Mandisa Williams is a rugby union hero in South Africa. From a young girl being introduced to rugby by her father at age 10, the 2016 South African Rugby Union’s Women’s player of has since been smashing records and stereotypes. Recently, she visited ChildFund Rugby’s partnership in Limpopo, South Africa, to inspire girls who want to follow her path. 

“I am looking forward to seeing them and their skills and I expect it to be a lot of fun. Rugby skills are not easy but we are also bridging the gap and building social cohesion. There are so many issues going on around the country, so we want to get the girls, and the boys, to be ready for this world,” said Mandisa a day before she travelled with Charlotte Caslick to the Nkowankowa Stadium in Greater Tzaneen, where they will be joining activities with ChildFund Rugby partner Coaches from Blue Bulls Rugby Union.

Charlotte and Mandisa were both fresh from Rugby World Cup Sevens 2022 in South Africa – which was the second Rugby World Cup with ChildFund Rugby as the Principal Charity. At the Sevens, Mandisa was a World Rugby Ambassador. 

For the former South African women’s sevens and fifteens rugby player and captain, and now a TV commentator, Reconnect South Africa is important for kids in Limpopo. “In terms of teaching life skills, we need to teach them rugby values, but life skills from a young age are important.
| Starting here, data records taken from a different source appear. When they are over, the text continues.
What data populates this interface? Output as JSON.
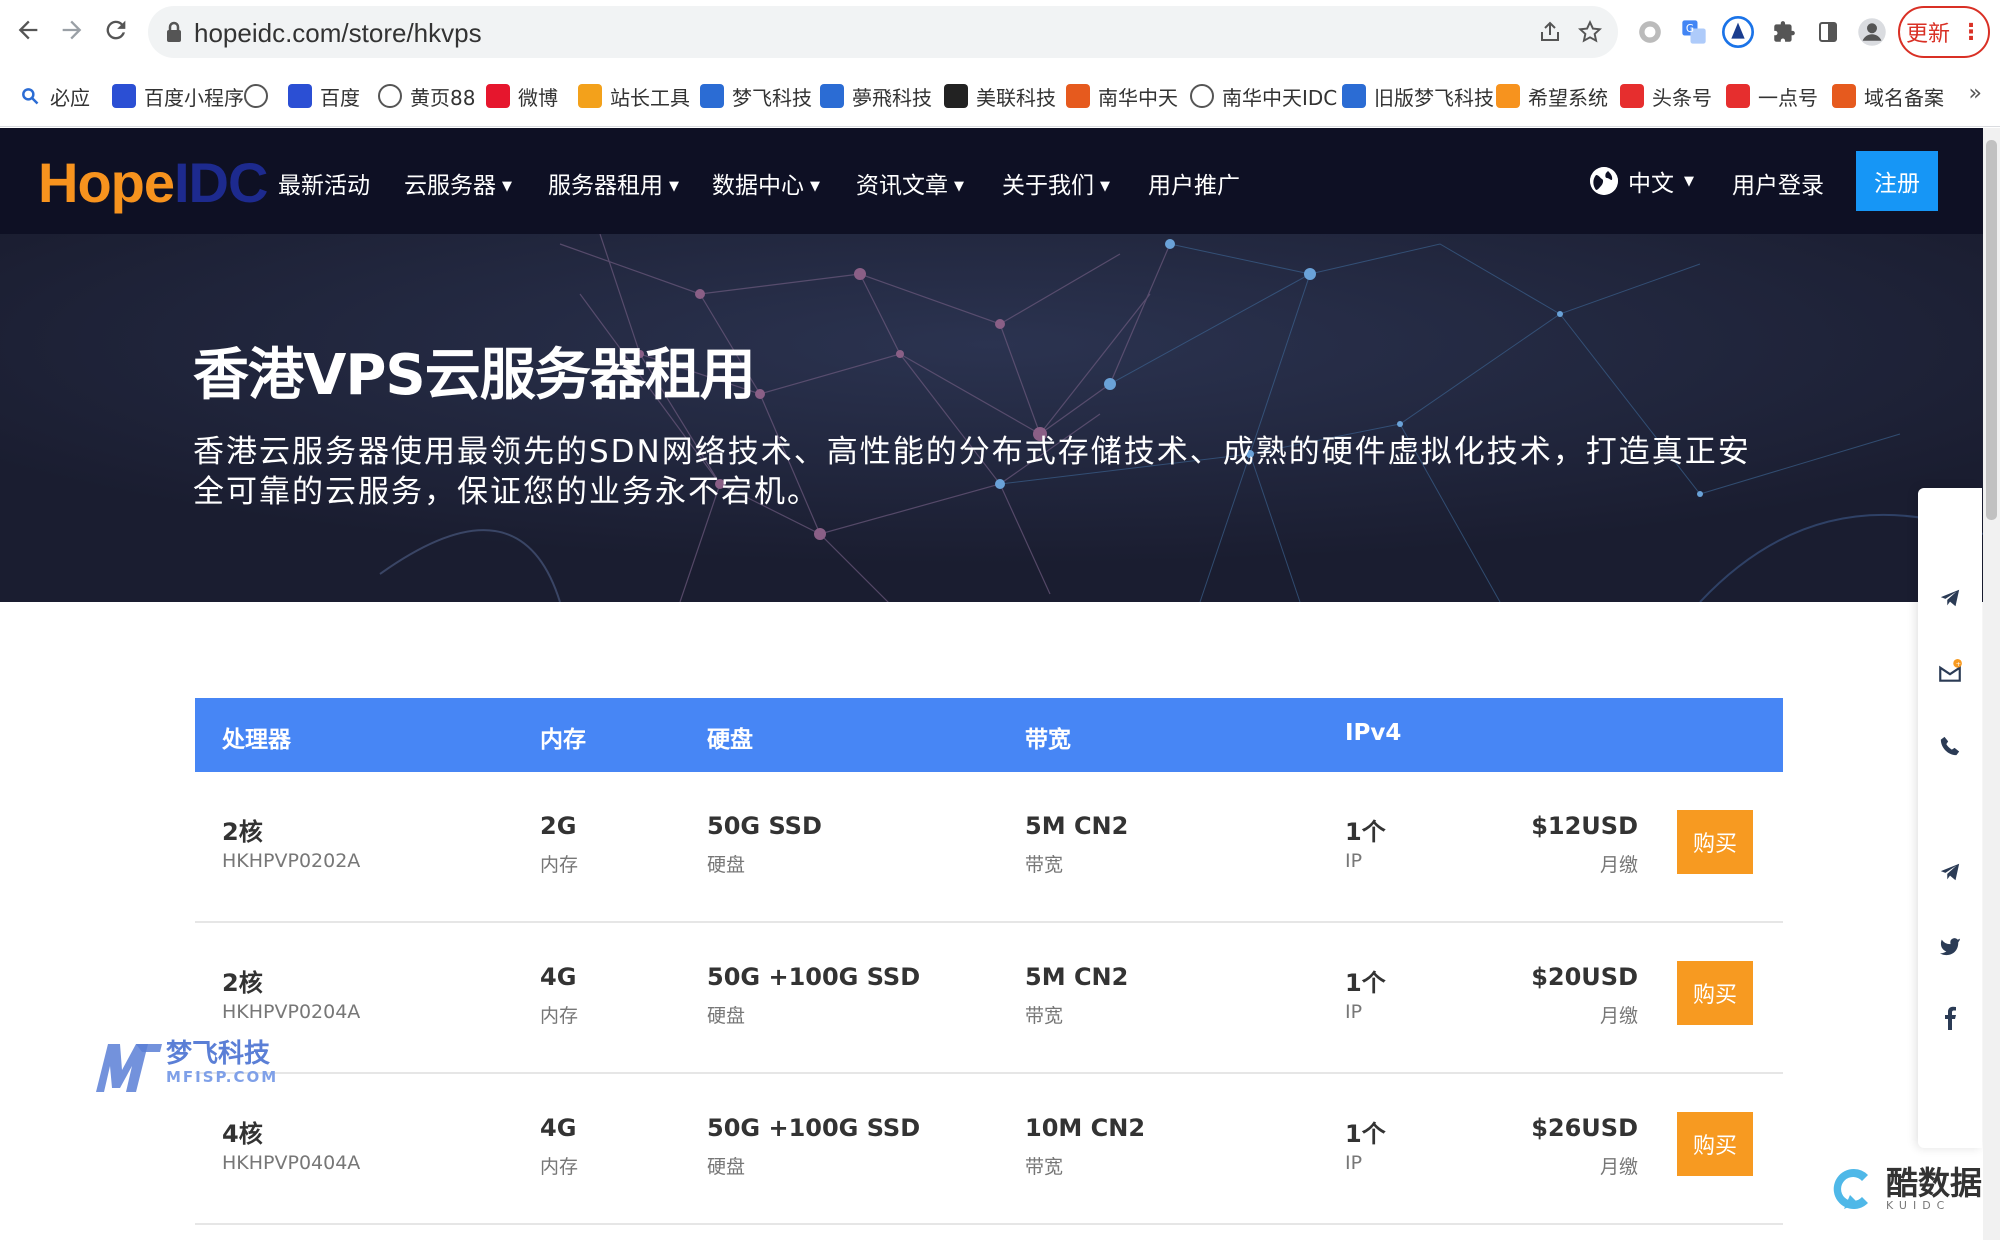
{
  "browser": {
    "url": "hopeidc.com/store/hkvps",
    "update_label": "更新",
    "bookmarks": [
      {
        "label": "必应",
        "icon": "search-icon",
        "color": "#2b6cd4"
      },
      {
        "label": "百度小程序",
        "icon": "baidu-paw-icon",
        "color": "#2b4fd4"
      },
      {
        "label": "",
        "icon": "globe-icon",
        "color": "#555555"
      },
      {
        "label": "百度",
        "icon": "baidu-paw-icon",
        "color": "#2b4fd4"
      },
      {
        "label": "黄页88",
        "icon": "globe-icon",
        "color": "#555555"
      },
      {
        "label": "微博",
        "icon": "weibo-icon",
        "color": "#e6162d"
      },
      {
        "label": "站长工具",
        "icon": "tools-icon",
        "color": "#f3a11b"
      },
      {
        "label": "梦飞科技",
        "icon": "mf-icon",
        "color": "#2b6cd4"
      },
      {
        "label": "夢飛科技",
        "icon": "mf-icon",
        "color": "#2b6cd4"
      },
      {
        "label": "美联科技",
        "icon": "ml-icon",
        "color": "#222222"
      },
      {
        "label": "南华中天",
        "icon": "nhzt-icon",
        "color": "#e65a1e"
      },
      {
        "label": "南华中天IDC",
        "icon": "globe-icon",
        "color": "#555555"
      },
      {
        "label": "旧版梦飞科技",
        "icon": "mf-icon",
        "color": "#2b6cd4"
      },
      {
        "label": "希望系统",
        "icon": "hope-icon",
        "color": "#f7931e"
      },
      {
        "label": "头条号",
        "icon": "toutiao-icon",
        "color": "#e62e2e"
      },
      {
        "label": "一点号",
        "icon": "yidian-icon",
        "color": "#e62e2e"
      },
      {
        "label": "域名备案",
        "icon": "beian-icon",
        "color": "#e65a1e"
      }
    ]
  },
  "header": {
    "logo_hope": "Hope",
    "logo_idc": "IDC",
    "menu": [
      {
        "label": "最新活动",
        "dropdown": false
      },
      {
        "label": "云服务器",
        "dropdown": true
      },
      {
        "label": "服务器租用",
        "dropdown": true
      },
      {
        "label": "数据中心",
        "dropdown": true
      },
      {
        "label": "资讯文章",
        "dropdown": true
      },
      {
        "label": "关于我们",
        "dropdown": true
      },
      {
        "label": "用户推广",
        "dropdown": false
      }
    ],
    "language": "中文",
    "login": "用户登录",
    "register": "注册"
  },
  "hero": {
    "title": "香港VPS云服务器租用",
    "description": "香港云服务器使用最领先的SDN网络技术、高性能的分布式存储技术、成熟的硬件虚拟化技术，打造真正安全可靠的云服务，保证您的业务永不宕机。"
  },
  "pricing": {
    "columns": [
      "处理器",
      "内存",
      "硬盘",
      "带宽",
      "IPv4"
    ],
    "buy_label": "购买",
    "plans": [
      {
        "cpu": "2核",
        "code": "HKHPVP0202A",
        "mem": "2G",
        "mem_sub": "内存",
        "disk": "50G SSD",
        "disk_sub": "硬盘",
        "bw": "5M CN2",
        "bw_sub": "带宽",
        "ip": "1个",
        "ip_sub": "IP",
        "price": "$12USD",
        "period": "月缴"
      },
      {
        "cpu": "2核",
        "code": "HKHPVP0204A",
        "mem": "4G",
        "mem_sub": "内存",
        "disk": "50G +100G SSD",
        "disk_sub": "硬盘",
        "bw": "5M CN2",
        "bw_sub": "带宽",
        "ip": "1个",
        "ip_sub": "IP",
        "price": "$20USD",
        "period": "月缴"
      },
      {
        "cpu": "4核",
        "code": "HKHPVP0404A",
        "mem": "4G",
        "mem_sub": "内存",
        "disk": "50G +100G SSD",
        "disk_sub": "硬盘",
        "bw": "10M CN2",
        "bw_sub": "带宽",
        "ip": "1个",
        "ip_sub": "IP",
        "price": "$26USD",
        "period": "月缴"
      }
    ]
  },
  "watermarks": {
    "mf_title": "梦飞科技",
    "mf_sub": "MFISP.COM",
    "kd_title": "酷数据",
    "kd_sub": "KUIDC"
  },
  "colors": {
    "header_bg": "#0e1024",
    "accent_blue": "#1696f6",
    "table_header": "#4786f5",
    "buy_orange": "#f79a21",
    "logo_orange": "#f7931e"
  }
}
They need to balance their development, if we develop the child’s mind then they can take on the world for any challenge they might face out there.”
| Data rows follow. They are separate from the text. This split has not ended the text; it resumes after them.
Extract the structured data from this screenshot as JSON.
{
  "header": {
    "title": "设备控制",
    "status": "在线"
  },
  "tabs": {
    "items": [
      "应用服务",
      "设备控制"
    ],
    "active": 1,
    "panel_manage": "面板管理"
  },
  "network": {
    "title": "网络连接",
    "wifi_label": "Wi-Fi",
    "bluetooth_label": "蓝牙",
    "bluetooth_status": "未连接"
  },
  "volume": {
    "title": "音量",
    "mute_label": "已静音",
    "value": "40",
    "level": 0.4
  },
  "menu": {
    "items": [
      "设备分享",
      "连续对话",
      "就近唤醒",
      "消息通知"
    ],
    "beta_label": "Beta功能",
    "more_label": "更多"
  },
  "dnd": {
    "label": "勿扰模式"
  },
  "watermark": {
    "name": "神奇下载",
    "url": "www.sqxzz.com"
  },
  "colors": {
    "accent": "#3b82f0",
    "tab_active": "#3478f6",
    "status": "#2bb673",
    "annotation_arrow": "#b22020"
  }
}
After helping the new coaches run sessions with kids who had never played rugby, and then seeing the excitement of the eight teams arrive and prepare for the afternoon’s tournament, Mandisa was reminded of her own struggles.
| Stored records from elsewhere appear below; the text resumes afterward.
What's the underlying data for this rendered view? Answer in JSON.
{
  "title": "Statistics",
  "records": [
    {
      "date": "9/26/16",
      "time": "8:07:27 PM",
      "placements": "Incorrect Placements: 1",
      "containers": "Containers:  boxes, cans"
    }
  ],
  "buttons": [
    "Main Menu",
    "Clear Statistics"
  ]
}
“It’s been difficult. When we started with women’s rugby in South Africa there were so many challenges – we started club rugby and now South Africa has put in a lot of work with youth training centres and forming partnerships for important initiatives like these with ChildFund Rugby.”

Her own introduction to rugby in South Africa is legendary as she joined a rugby club her father founded, and by the age of 16 she was invited to local provincial club Border Bulldogs. Later, she was selected for the team to play in the women’s Currie Cup – the country’s premier domestic (and longest running) rugby tournament, before earning the famous green national colours as a Springbok. 

“This is an amazing day for development, especially for a country like South Africa which just started focusing on women’s rugby 20 years ago. I’m part of that as I was developed 15 years ago,” Mandisa said. “I am looking forward to the expansion of ChildFund Rugby’s partnerships. Women’s and girl’s rugby – we need to grab it with two hands. It’s a starting point here in South Africa and for the African region as well. I can’t wait to work with ChildFund Rugby more in the future.” 

Mandisa is also a women’s rugby coach who is about to join the Blue Bulls Rugby Union as a forwards coach for South Africa’s first professional women’s franchise in the United Rugby Championship.